- Flag of South Africa
- Department of Agriculture, Land Reform and Rural Development
- Appointer: President of South Africa
- Precursor: Minister of Agriculture, Forestry and Fisheries; Minister of Rural Development and Land Reform
- Formation: 29 May 2019
- Final holder: Thoko Didiza
- Abolished: 30 June 2024
- Succession: Minister of Agriculture; Minister of Land Reform and Rural Development
- Deputy: Deputy Minister of Agriculture, Land Reform and Rural Development
- Salary: R2,401,633
- Website: Department of Agriculture, Land Reform and Rural Development

= Minister of Agriculture, Land Reform and Rural Development =

Position in the Cabinet of South Africa

The minister of agriculture, land reform and rural development was a minister of the Cabinet of South Africa, with political executive responsibility for agriculture, land reform and rural development, as well as for the Agricultural Research Council, the National Agricultural Marketing Council, Onderstepoort Biological Products, the Perishable Products Export Control Board, and Ncera Farms.

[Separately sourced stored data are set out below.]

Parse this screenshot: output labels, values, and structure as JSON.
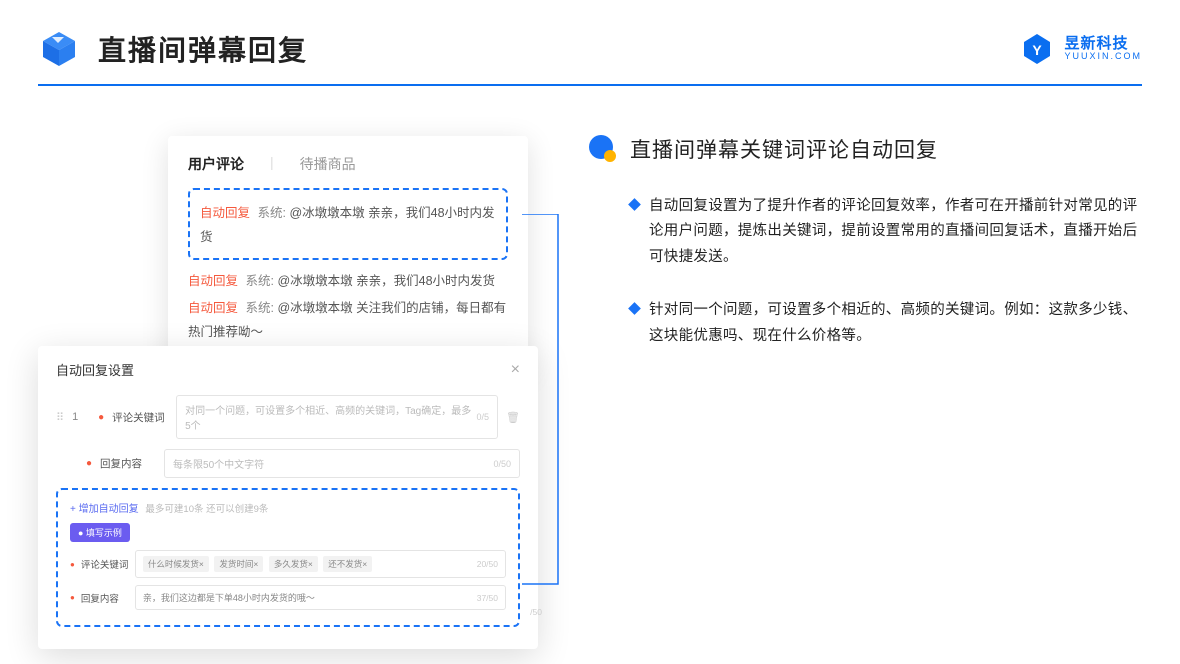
{
  "header": {
    "title": "直播间弹幕回复",
    "brand_cn": "昱新科技",
    "brand_en": "YUUXIN.COM"
  },
  "comment_panel": {
    "tab_active": "用户评论",
    "tab_inactive": "待播商品",
    "row1_tag": "自动回复",
    "row1_sys": "系统:",
    "row1_text": "@冰墩墩本墩 亲亲，我们48小时内发货",
    "row2_tag": "自动回复",
    "row2_sys": "系统:",
    "row2_text": "@冰墩墩本墩 亲亲，我们48小时内发货",
    "row3_tag": "自动回复",
    "row3_sys": "系统:",
    "row3_text": "@冰墩墩本墩 关注我们的店铺，每日都有热门推荐呦～"
  },
  "settings": {
    "title": "自动回复设置",
    "idx": "1",
    "label_keyword": "评论关键词",
    "keyword_ph": "对同一个问题，可设置多个相近、高频的关键词，Tag确定，最多5个",
    "keyword_count": "0/5",
    "label_reply": "回复内容",
    "reply_ph": "每条限50个中文字符",
    "reply_count": "0/50",
    "add_link": "+ 增加自动回复",
    "add_sub": "最多可建10条 还可以创建9条",
    "example_badge": "● 填写示例",
    "ex_label_kw": "评论关键词",
    "ex_tag1": "什么时候发货×",
    "ex_tag2": "发货时间×",
    "ex_tag3": "多久发货×",
    "ex_tag4": "还不发货×",
    "ex_kw_count": "20/50",
    "ex_label_reply": "回复内容",
    "ex_reply_val": "亲，我们这边都是下单48小时内发货的哦～",
    "ex_reply_count": "37/50",
    "float_count": "/50"
  },
  "right": {
    "section_title": "直播间弹幕关键词评论自动回复",
    "bullet1": "自动回复设置为了提升作者的评论回复效率，作者可在开播前针对常见的评论用户问题，提炼出关键词，提前设置常用的直播间回复话术，直播开始后可快捷发送。",
    "bullet2": "针对同一个问题，可设置多个相近的、高频的关键词。例如：这款多少钱、这块能优惠吗、现在什么价格等。"
  }
}
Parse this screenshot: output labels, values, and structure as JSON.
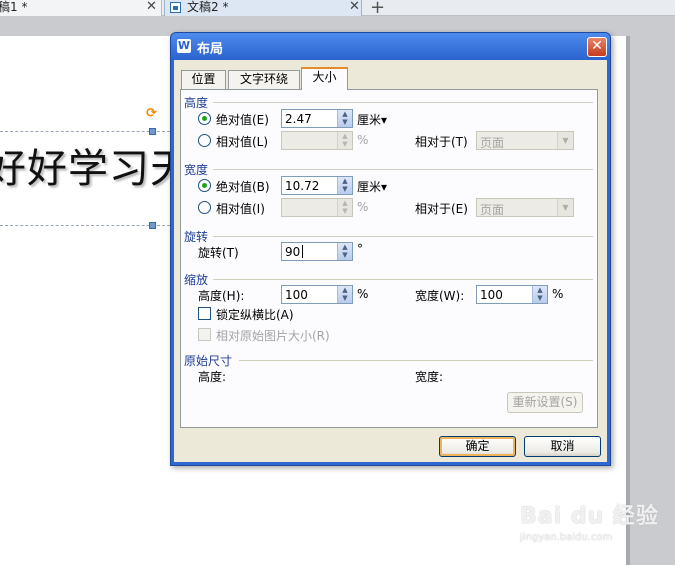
{
  "tabs": [
    {
      "label": "稿1 *",
      "close": "✕"
    },
    {
      "label": "文稿2 *",
      "close": "✕"
    }
  ],
  "new_tab": "+",
  "document": {
    "visible_text": "好好学习天"
  },
  "dialog": {
    "title": "布局",
    "close": "✕",
    "tabs": [
      {
        "label": "位置",
        "active": false
      },
      {
        "label": "文字环绕",
        "active": false
      },
      {
        "label": "大小",
        "active": true
      }
    ],
    "height": {
      "title": "高度",
      "absolute": {
        "label": "绝对值(E)",
        "value": "2.47",
        "unit": "厘米▾",
        "checked": true
      },
      "relative": {
        "label": "相对值(L)",
        "unit": "%",
        "relative_to_label": "相对于(T)",
        "relative_to_value": "页面",
        "checked": false
      }
    },
    "width": {
      "title": "宽度",
      "absolute": {
        "label": "绝对值(B)",
        "value": "10.72",
        "unit": "厘米▾",
        "checked": true
      },
      "relative": {
        "label": "相对值(I)",
        "unit": "%",
        "relative_to_label": "相对于(E)",
        "relative_to_value": "页面",
        "checked": false
      }
    },
    "rotate": {
      "title": "旋转",
      "label": "旋转(T)",
      "value": "90",
      "unit": "°"
    },
    "scale": {
      "title": "缩放",
      "height_label": "高度(H):",
      "height_value": "100",
      "width_label": "宽度(W):",
      "width_value": "100",
      "unit": "%",
      "lock_ratio": {
        "label": "锁定纵横比(A)",
        "checked": false
      },
      "relative_original": {
        "label": "相对原始图片大小(R)",
        "checked": false,
        "enabled": false
      }
    },
    "original": {
      "title": "原始尺寸",
      "height_label": "高度:",
      "width_label": "宽度:",
      "reset": "重新设置(S)"
    },
    "ok": "确定",
    "cancel": "取消"
  },
  "watermark": {
    "logo": "Bai du 经验",
    "url": "jingyan.baidu.com"
  }
}
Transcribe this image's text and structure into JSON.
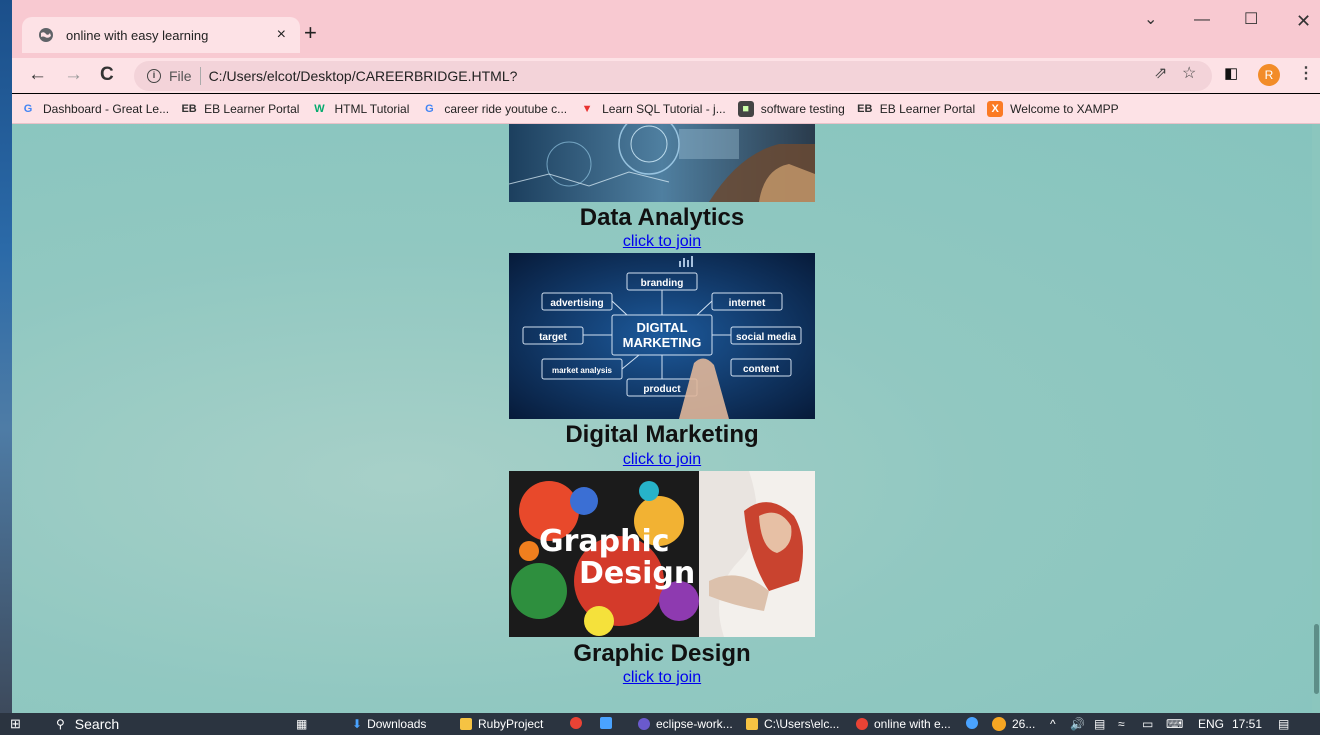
{
  "browser": {
    "tab_title": "online with easy learning",
    "tab_close": "×",
    "new_tab": "+",
    "url_scheme": "File",
    "url": "C:/Users/elcot/Desktop/CAREERBRIDGE.HTML?",
    "profile_initial": "R"
  },
  "bookmarks": [
    {
      "label": "Dashboard - Great Le...",
      "icon": "google-icon"
    },
    {
      "label": "EB Learner Portal",
      "icon": "eb-icon"
    },
    {
      "label": "HTML Tutorial",
      "icon": "w3schools-icon"
    },
    {
      "label": "career ride youtube c...",
      "icon": "google-icon"
    },
    {
      "label": "Learn SQL Tutorial - j...",
      "icon": "tpoint-icon"
    },
    {
      "label": "software testing",
      "icon": "cube-icon"
    },
    {
      "label": "EB Learner Portal",
      "icon": "eb-icon"
    },
    {
      "label": "Welcome to XAMPP",
      "icon": "xampp-icon"
    }
  ],
  "courses": [
    {
      "title": "Data Analytics",
      "link": "click to join",
      "image": "data-analytics-image"
    },
    {
      "title": "Digital Marketing",
      "link": "click to join",
      "image": "digital-marketing-image"
    },
    {
      "title": "Graphic Design",
      "link": "click to join",
      "image": "graphic-design-image"
    }
  ],
  "digital_marketing_words": [
    "branding",
    "advertising",
    "internet",
    "target",
    "DIGITAL",
    "MARKETING",
    "social media",
    "market analysis",
    "content",
    "product"
  ],
  "graphic_design_words": [
    "Graphic",
    "Design"
  ],
  "taskbar": {
    "search": "Search",
    "downloads": "Downloads",
    "ruby": "RubyProject",
    "eclipse": "eclipse-work...",
    "explorer": "C:\\Users\\elc...",
    "chrome": "online with e...",
    "weather": "26...",
    "lang": "ENG",
    "time": "17:51"
  }
}
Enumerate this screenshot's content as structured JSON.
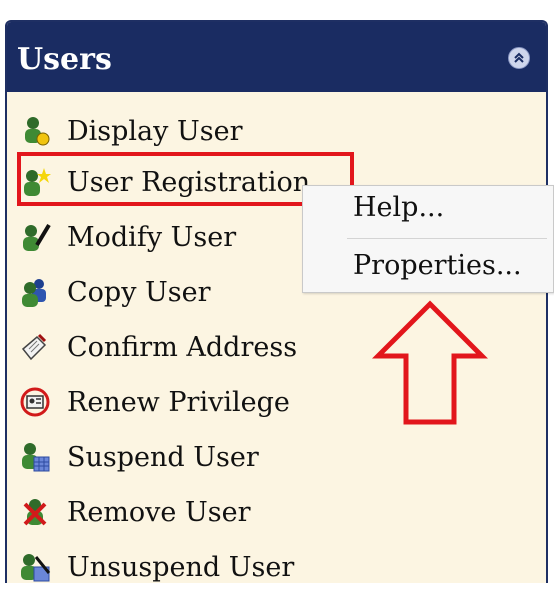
{
  "panel": {
    "title": "Users",
    "collapse_icon": "double-chevron-up-icon",
    "header_color": "#1a2c62",
    "background_color": "#fcf5e2"
  },
  "items": [
    {
      "label": "Display User",
      "icon": "user-display-icon"
    },
    {
      "label": "User Registration",
      "icon": "user-registration-icon"
    },
    {
      "label": "Modify User",
      "icon": "user-modify-icon"
    },
    {
      "label": "Copy User",
      "icon": "user-copy-icon"
    },
    {
      "label": "Confirm Address",
      "icon": "confirm-address-icon"
    },
    {
      "label": "Renew Privilege",
      "icon": "renew-privilege-icon"
    },
    {
      "label": "Suspend User",
      "icon": "user-suspend-icon"
    },
    {
      "label": "Remove User",
      "icon": "user-remove-icon"
    },
    {
      "label": "Unsuspend User",
      "icon": "user-unsuspend-icon"
    }
  ],
  "context_menu": {
    "items": [
      "Help...",
      "Properties..."
    ]
  },
  "annotations": {
    "highlight_color": "#e2161c",
    "arrow_icon": "up-arrow-outline-icon"
  }
}
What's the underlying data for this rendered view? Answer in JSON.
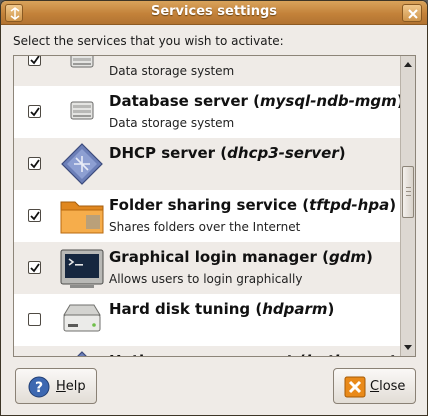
{
  "window": {
    "title": "Services settings"
  },
  "prompt": "Select the services that you wish to activate:",
  "services": [
    {
      "name": "",
      "daemon": "",
      "description": "Data storage system",
      "checked": true,
      "icon": "drive-icon"
    },
    {
      "name": "Database server",
      "daemon": "mysql-ndb-mgm",
      "description": "Data storage system",
      "checked": true,
      "icon": "drive-icon"
    },
    {
      "name": "DHCP server",
      "daemon": "dhcp3-server",
      "description": "",
      "checked": true,
      "icon": "network-diamond-icon"
    },
    {
      "name": "Folder sharing service",
      "daemon": "tftpd-hpa",
      "description": "Shares folders over the Internet",
      "checked": true,
      "icon": "folder-icon"
    },
    {
      "name": "Graphical login manager",
      "daemon": "gdm",
      "description": "Allows users to login graphically",
      "checked": true,
      "icon": "terminal-icon"
    },
    {
      "name": "Hard disk tuning",
      "daemon": "hdparm",
      "description": "",
      "checked": false,
      "icon": "harddisk-icon"
    },
    {
      "name": "Hotkeys management",
      "daemon": "hotkey-setup",
      "description": "",
      "checked": true,
      "icon": "network-diamond-icon"
    }
  ],
  "buttons": {
    "help": {
      "mnemonic": "H",
      "rest": "elp"
    },
    "close": {
      "mnemonic": "C",
      "rest": "lose"
    }
  },
  "colors": {
    "titlebar": "#c3823a",
    "window_bg": "#efebe7",
    "diamond": "#6c7fb8",
    "folder": "#f3a23a"
  }
}
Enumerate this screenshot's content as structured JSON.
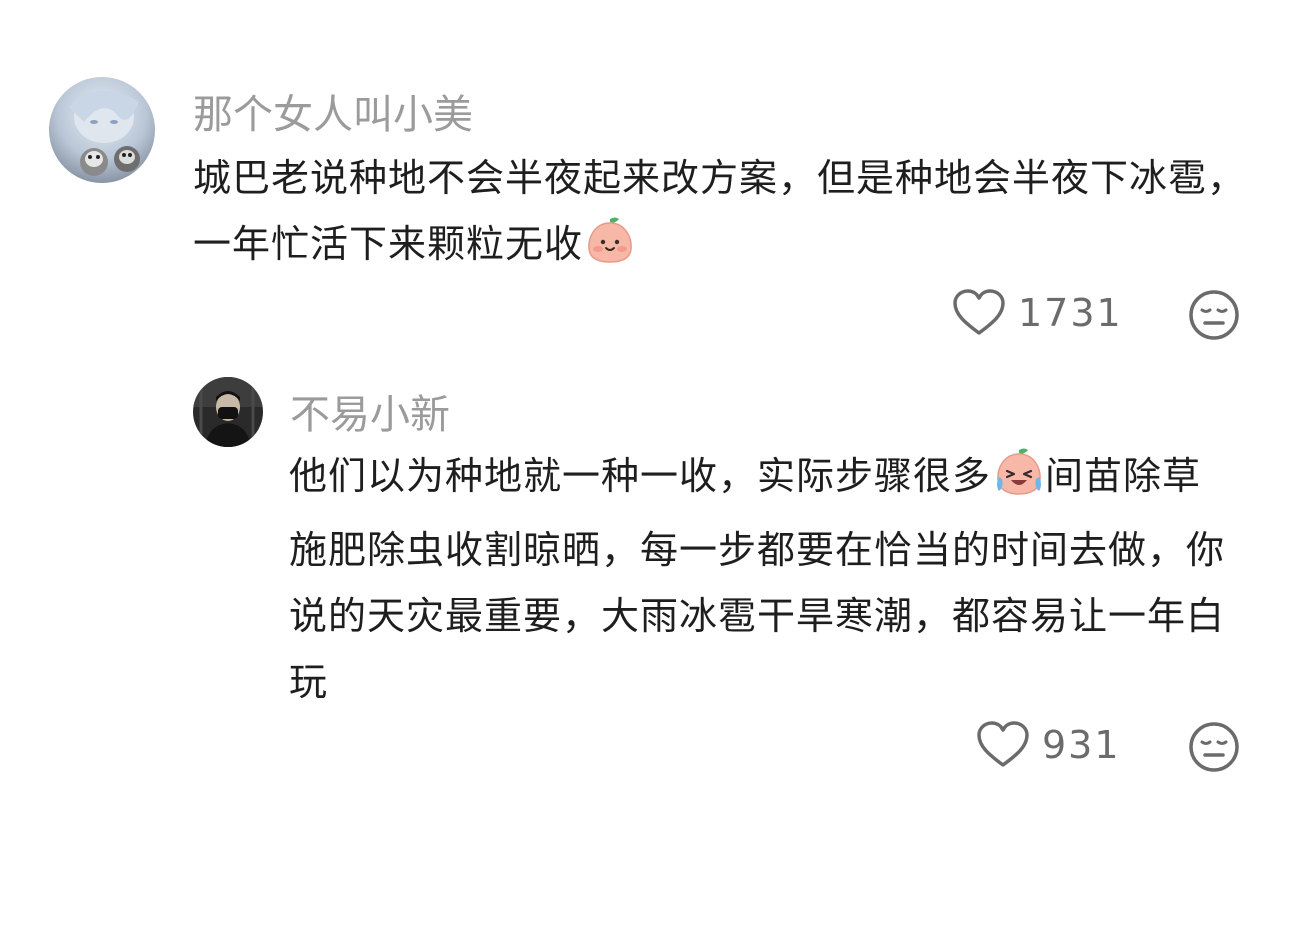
{
  "comments": [
    {
      "username": "那个女人叫小美",
      "text": "城巴老说种地不会半夜起来改方案，但是种地会半夜下冰雹，一年忙活下来颗粒无收",
      "emoji": "peach-smile-emoji",
      "likes": "1731",
      "avatar": "anime-girl-with-cats-avatar"
    },
    {
      "username": "不易小新",
      "text_part1": "他们以为种地就一种一收，实际步骤很多",
      "emoji": "peach-crying-laughing-emoji",
      "text_part2": "间苗除草施肥除虫收割晾晒，每一步都要在恰当的时间去做，你说的天灾最重要，大雨冰雹干旱寒潮，都容易让一年白玩",
      "likes": "931",
      "avatar": "person-with-mask-avatar"
    }
  ],
  "colors": {
    "username": "#9b9b9b",
    "body_text": "#1e1e1e",
    "count_text": "#6b6b6b",
    "icon_stroke": "#6b6b6b",
    "background": "#ffffff"
  }
}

The agriculture, land reform and rural development portfolio was created in the 2019 cabinet reorganization by President Cyril Ramaphosa; the minister inherited the responsibility for agriculture from the minister of agriculture, forestry and fisheries. The last minister of agriculture, forestry and fisheries was Senzeni Zokwana with Sfiso Buthelezi as his deputy, before the portfolio was changed in May 2019.

The ministry was split in 2024 into the Ministry of Agriculture and the Ministry of Land Reform and Rural Development in the third cabinet of Cyril Ramaphosa.